For another example, the Allergy level is a list of multiple allergies of the patient.
Determining the Value for a Measure
When DeepSee builds the fact table, it also determines and stores values for measures. Each measure is specified as either a source property or a Caché ObjectScript source expression.
For a given row in the base table, the system looks at the measure definition, evaluates it, and stores that value (if any) in the appropriate measure field.
For example, the Test Score measure is based on the TestScore property of the patients.
Determining the Value for a Property
When DeepSee builds the fact table, it also determines values for properties, but it does not store these values in the fact table. In addition to the fact table, the system generates a table for each level (with some exceptions; see the appendix Details for the Fact and Dimension Tables). When the system builds the fact table, it stores values for properties in the appropriate dimension tables.
Using a Fact Table
Consider the following pivot table:
The first column displays the names of the members of the Age Bucket level. The first data column shows the Patient Count measure, the second data column shows the Test Score measure, and the last column shows the Avg Test Score measure. The Avg Test Score measure is a calculated member.
The system determines these values as follows:
  1. The first row refers to the 0-9 member of the Age Bucket level. The system uses the indices to find all the relevant patients (shown here with red highlighting) in the fact table:
  2. In the pivot table, the Patient Count column shows the count of patients used in a given context.
    For the first cell in this column, DeepSee counts the number of records in the fact table that it has found for the 0-9 member.
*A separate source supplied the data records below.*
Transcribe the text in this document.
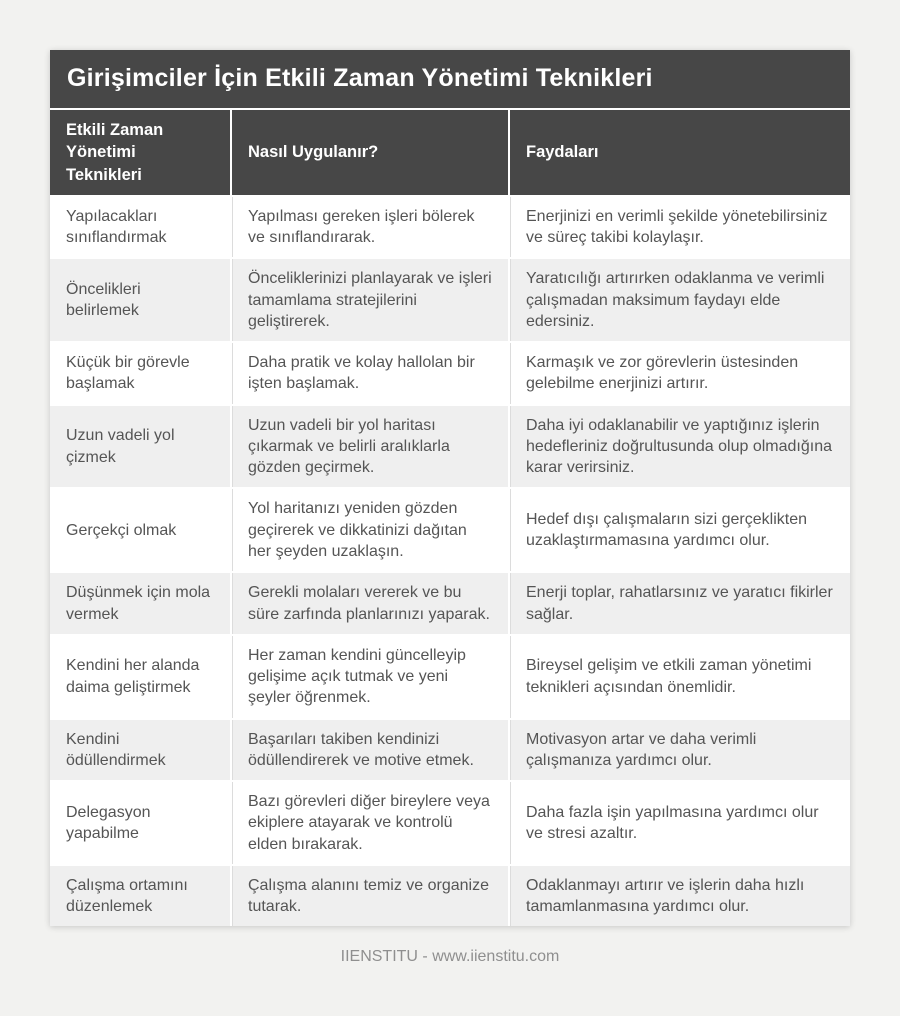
Girişimciler İçin Etkili Zaman Yönetimi Teknikleri
Etkili Zaman Yönetimi Teknikleri	Nasıl Uygulanır?	Faydaları
Yapılacakları sınıflandırmak	Yapılması gereken işleri bölerek ve sınıflandırarak.	Enerjinizi en verimli şekilde yönetebilirsiniz ve süreç takibi kolaylaşır.
Öncelikleri belirlemek	Önceliklerinizi planlayarak ve işleri tamamlama stratejilerini geliştirerek.	Yaratıcılığı artırırken odaklanma ve verimli çalışmadan maksimum faydayı elde edersiniz.
Küçük bir görevle başlamak	Daha pratik ve kolay hallolan bir işten başlamak.	Karmaşık ve zor görevlerin üstesinden gelebilme enerjinizi artırır.
Uzun vadeli yol çizmek	Uzun vadeli bir yol haritası çıkarmak ve belirli aralıklarla gözden geçirmek.	Daha iyi odaklanabilir ve yaptığınız işlerin hedefleriniz doğrultusunda olup olmadığına karar verirsiniz.
Gerçekçi olmak	Yol haritanızı yeniden gözden geçirerek ve dikkatinizi dağıtan her şeyden uzaklaşın.	Hedef dışı çalışmaların sizi gerçeklikten uzaklaştırmamasına yardımcı olur.
Düşünmek için mola vermek	Gerekli molaları vererek ve bu süre zarfında planlarınızı yaparak.	Enerji toplar, rahatlarsınız ve yaratıcı fikirler sağlar.
Kendini her alanda daima geliştirmek	Her zaman kendini güncelleyip gelişime açık tutmak ve yeni şeyler öğrenmek.	Bireysel gelişim ve etkili zaman yönetimi teknikleri açısından önemlidir.
Kendini ödüllendirmek	Başarıları takiben kendinizi ödüllendirerek ve motive etmek.	Motivasyon artar ve daha verimli çalışmanıza yardımcı olur.
Delegasyon yapabilme	Bazı görevleri diğer bireylere veya ekiplere atayarak ve kontrolü elden bırakarak.	Daha fazla işin yapılmasına yardımcı olur ve stresi azaltır.
Çalışma ortamını düzenlemek	Çalışma alanını temiz ve organize tutarak.	Odaklanmayı artırır ve işlerin daha hızlı tamamlanmasına yardımcı olur.
IIENSTITU - www.iienstitu.com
  3. In the pivot table, the Test Score column shows the cumulative test score for the patients in a given context.
    For the first cell in this column, DeepSee first finds the values for the Test Score in the fact table that it has found for the 0-9 member:
    Then it aggregates those numbers together, in this case by adding them.
  4. In the pivot table, the Avg Test Score column is meant to display the average test score for the patients in a given context.
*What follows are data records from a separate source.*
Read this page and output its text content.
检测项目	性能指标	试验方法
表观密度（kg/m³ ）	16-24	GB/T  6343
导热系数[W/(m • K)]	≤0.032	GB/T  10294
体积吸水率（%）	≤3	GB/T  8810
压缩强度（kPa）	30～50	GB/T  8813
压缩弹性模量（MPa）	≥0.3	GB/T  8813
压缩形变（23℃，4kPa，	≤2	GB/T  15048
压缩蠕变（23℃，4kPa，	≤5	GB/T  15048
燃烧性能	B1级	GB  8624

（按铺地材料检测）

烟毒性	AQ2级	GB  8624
    The Avg Test Score measure is a calculated member, computed by dividing Test Score with Patient Count.
The system repeats these steps for all cells in the result set.
How DeepSee Generates Listings
This section describes how the system uses the listings defined in the cube.
Within a pivot table, a user selects one or more cells.
The user then clicks the Listing button , and the system displays a listing, which shows the values for the lowest-level records associated with the selected cells (also considering all filters that affect this cell):
To generate this display, the system:
  1. Creates an temporary listing table that contains the set of source ID values that correspond to the facts used in the selected cells.
  2. Generates an SQL query that uses this listing table along with the definition of your listing.
  3. Executes this SQL query and displays the results.
Your cube can contain multiple listings (to show different fields for different purposes). When you create a pivot table in the Analyzer, you can specify which listing to use for that pivot table.
The listing query is executed at runtime and uses the source data rather than the fact table. Because of this, if the fact table is not completely current, it is possible for the listing to show a different set of records than you see in the fact table.